Parallel Worlds
The idea of the existence of parallel worlds became especially popular after astrophysicists proved that our Universe has limited dimensions — about 46 billion light years and a certain age — 13.8 billion years.
There are several questions at once. What is beyond the boundaries of the universe? What happened before its emergence from the cosmological singularity? How did the cosmological singularity come about? What awaits the universe in the future?
The hypothesis of parallel worlds gives a rational answer: in fact, there are many universes, they exist next to ours, are born and die, but we don’t see them because they are not able to go beyond their three-dimensional space, as a beetle crawling along one side of a paper leaf, see the beetle next to it, but on the other side of the leaf.
However, it is not enough for scientists to accept a beautiful hypothesis that will streamline our world view, reducing it to everyday notions – the presence of parallel worlds should manifest itself in various physical effects. And here’s the catch.
Parallel Worlds
When the fact of the expansion of the Universe was comprehensively proved, and cosmologists were engaged in building a model of its evolution from the moment of the Big Bang to the present, we faced a number of problems.

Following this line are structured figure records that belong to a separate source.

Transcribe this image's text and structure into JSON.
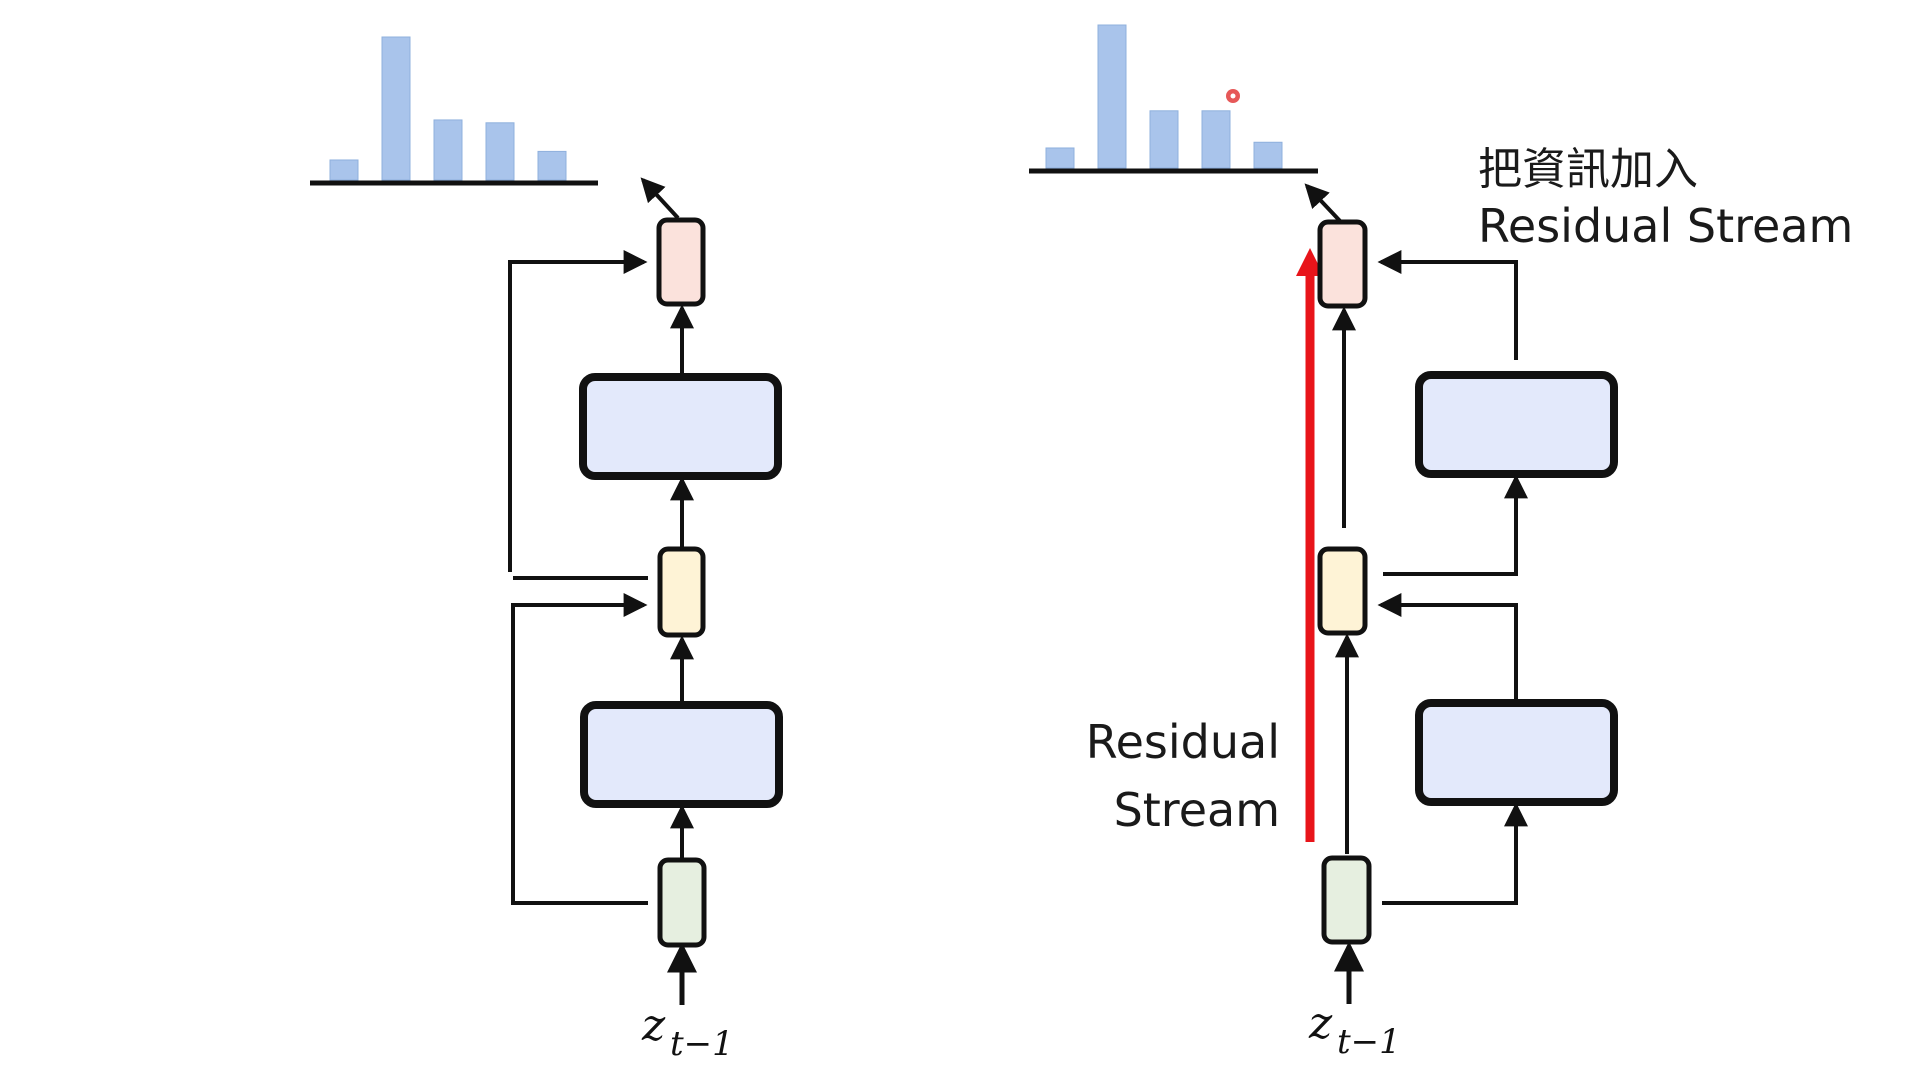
{
  "left_diagram": {
    "input_label": "z",
    "input_subscript": "t−1",
    "distribution": [
      0.14,
      1.0,
      0.42,
      0.4,
      0.2
    ]
  },
  "right_diagram": {
    "input_label": "z",
    "input_subscript": "t−1",
    "distribution": [
      0.14,
      1.0,
      0.4,
      0.4,
      0.18
    ],
    "residual_stream_label_line1": "Residual",
    "residual_stream_label_line2": "Stream",
    "annotation_line1": "把資訊加入",
    "annotation_line2": "Residual Stream"
  },
  "colors": {
    "bar_fill": "#a9c4eb",
    "block_fill": "#e3e9fb",
    "output_node_fill": "#fbe2dc",
    "middle_node_fill": "#fef3d6",
    "input_node_fill": "#e6efe0",
    "residual_arrow": "#e8141a",
    "cursor_dot": "#e23b3b"
  }
}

The first problem is related to the average density of matter, which determines the curvature of space and, in fact, the future of the world known to us. If the density of the substance is below the critical, then its gravitational effect will be insufficient to reverse the initial expansion caused by the Big Bang, so the Universe will expand forever, gradually cooling down to absolute zero.
If the density is higher than critical, then, on the contrary, over time the expansion will turn into compression, the temperature will begin to rise until a fiery superdense object is formed. If the density is critical, then the Universe will balance between these two extreme states. Physicists have calculated the value of the critical density – five hydrogen atoms per cubic meter. This is close to critical, although the theory should be much less.
Parallel Worlds
The second problem is the observed uniformity of the Universe. Microwave background radiation in areas of space separated by tens of billions of light years, looks the same. If the space were expanded from some kind of super-hot singularity point, as the Big Bang theory states, it would be “lumpy”, that is, different intensity of microwave radiation would be observed in different zones.
The third problem is the absence of monopoles, that is, hypothetical elementary particles with non-zero magnetic charge, the existence of which was predicted by the theory.
Trying to explain the discrepancies of the Big Bang theory with real observations, the young American physicist Alan Guth proposed in 1980 an inflationary model of the Universe (from inflatio – “bloating”), according to which at the initial moment of his birth, from 10 ^ -42 seconds to 10 ^ -36 seconds The universe expanded 10 ^ 50 times.
Since the model of instantaneous “swelling” removed the problems of the theory, it was enthusiastically accepted by most cosmologists. Among them was the Soviet scientist Andrei Dmitrievich Linde, who undertook to explain how this fantastic “bloating” happened.
In 1983, he proposed his own version of a model called the “chaotic” theory of inflation. Linde described some kind of infinite pro-universe, the physical conditions in which we, unfortunately, are not known. However, it is filled with a “scalar field” in which “discharges” occur from time to time, resulting in the formation of “bubbles” of universes.
“Bubbles” quickly swell, which leads to an abrupt increase in potential energy and the emergence of elementary particles, of which then the substance is formed. Thus, the inflationary theory provides a justification for the hypothesis of the existence of parallel worlds as an infinite set of “bubbles” inflated in an infinite “scalar field”.
If we take inflationary theory as a description of a real world order, then new questions arise. Are the parallel worlds described by it different from ours or are they identical in everything? Is it possible to get from one world to another? What is the evolution of these worlds?
Physicists say that the options can be an incredible set. If in one of the newborn universes the density of a substance is too high, then it will collapse very quickly. If the density of the substance, on the contrary, is too small, then they will expand forever.
Parallel Worlds
It is argued that the notorious “scalar field” is present inside our Universe in the form of so-called “dark energy”, which continues to push the galaxies apart. Therefore, it is possible that a spontaneous “discharge” can occur in our country, after which the Universe will “bloom with buds”, giving rise to new worlds.
Swedish cosmologist Max Tegmark even put forward the hypothesis of the mathematical universe.